Villeneuve capta tudo isso na mais vasta escala, perdendo-se em mares arenosos, bem como nos detalhes mais distantes ou sinistros. Os espectadores nunca são informados do porquê exatamente o Barão tem um fluxo constante de cadáveres jovens em seus aposentos, ou o que exatamente significa quando uma mulher grávida bebe dos fluidos corporais de um grande verme da areia. A especificidade das coisas pode passar despercebida porque o ponto principal é o seu efeito cumulativo e avassalador. O filme é um sonho febril de outro mundo que parece tão real e evasivo quanto a areia escorrendo pela ponta dos dedos. Não é totalmente cognoscível, mas a impressão que você tem é que foi transportado para uma fantasia sombria e opressiva. É um lugar onde você nunca gostaria de estar, mas você não quer sair.

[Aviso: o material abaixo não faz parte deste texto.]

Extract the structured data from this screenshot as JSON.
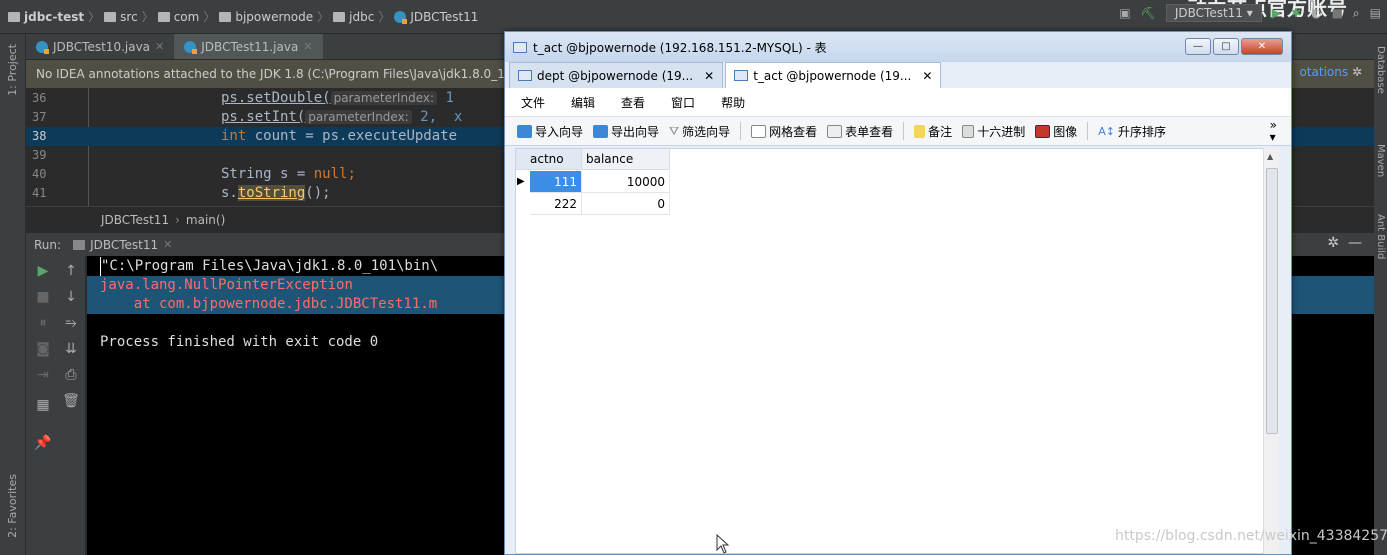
{
  "navbar": {
    "crumbs": [
      "jdbc-test",
      "src",
      "com",
      "bjpowernode",
      "jdbc",
      "JDBCTest11"
    ],
    "run_config": "JDBCTest11",
    "watermark": "动力节点官方账号"
  },
  "leftbar": {
    "project": "1: Project",
    "favorites": "2: Favorites"
  },
  "rightbar": {
    "database": "Database",
    "maven": "Maven",
    "ant": "Ant Build"
  },
  "editor": {
    "tabs": [
      {
        "label": "JDBCTest10.java"
      },
      {
        "label": "JDBCTest11.java"
      }
    ],
    "banner": "No IDEA annotations attached to the JDK 1.8 (C:\\Program Files\\Java\\jdk1.8.0_1",
    "banner_right": "otations",
    "lines": [
      {
        "num": "36",
        "code": "ps.setDouble(",
        "hint": "parameterIndex:",
        "rest": " 1"
      },
      {
        "num": "37",
        "code": "ps.setInt(",
        "hint": "parameterIndex:",
        "rest": " 2,  x"
      },
      {
        "num": "38",
        "kw": "int",
        "code": " count = ps.executeUpdate"
      },
      {
        "num": "39",
        "code": ""
      },
      {
        "num": "40",
        "code": "String s = ",
        "kw": "null",
        "rest": ";"
      },
      {
        "num": "41",
        "code": "s.",
        "call": "toString",
        "rest": "();"
      }
    ],
    "breadcrumb": [
      "JDBCTest11",
      "main()"
    ]
  },
  "run": {
    "label": "Run:",
    "tab": "JDBCTest11",
    "console": [
      "\"C:\\Program Files\\Java\\jdk1.8.0_101\\bin\\",
      "java.lang.NullPointerException",
      "    at com.bjpowernode.jdbc.JDBCTest11.m",
      "",
      "Process finished with exit code 0"
    ],
    "err_prefix": "java.lang.Null",
    "err_suffix": "PointerException"
  },
  "navicat": {
    "title": "t_act @bjpowernode (192.168.151.2-MYSQL) - 表",
    "tabs": [
      {
        "label": "dept @bjpowernode (19..."
      },
      {
        "label": "t_act @bjpowernode (19..."
      }
    ],
    "menu": [
      "文件",
      "编辑",
      "查看",
      "窗口",
      "帮助"
    ],
    "toolbar": [
      "导入向导",
      "导出向导",
      "筛选向导",
      "网格查看",
      "表单查看",
      "备注",
      "十六进制",
      "图像",
      "升序排序"
    ],
    "columns": [
      "actno",
      "balance"
    ],
    "rows": [
      [
        "111",
        "10000"
      ],
      [
        "222",
        "0"
      ]
    ]
  },
  "footer": {
    "csdn": "https://blog.csdn.net/weixin_43384257"
  }
}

É fascinante que uma visão tão intransigente possa ser transformada num blockbuster moderno, e que algo tão arrepiante (mesmo com todo aquele sol) seja abraçado por um público global. Este é o tipo de cinema monumental que seduz o público desde os primórdios do cinema, mas Villeneuve temperou sua safra com uma loucura condizente com Paul, a voz do mundo exterior.
Duna: Parte Dois estreia em 1º de março.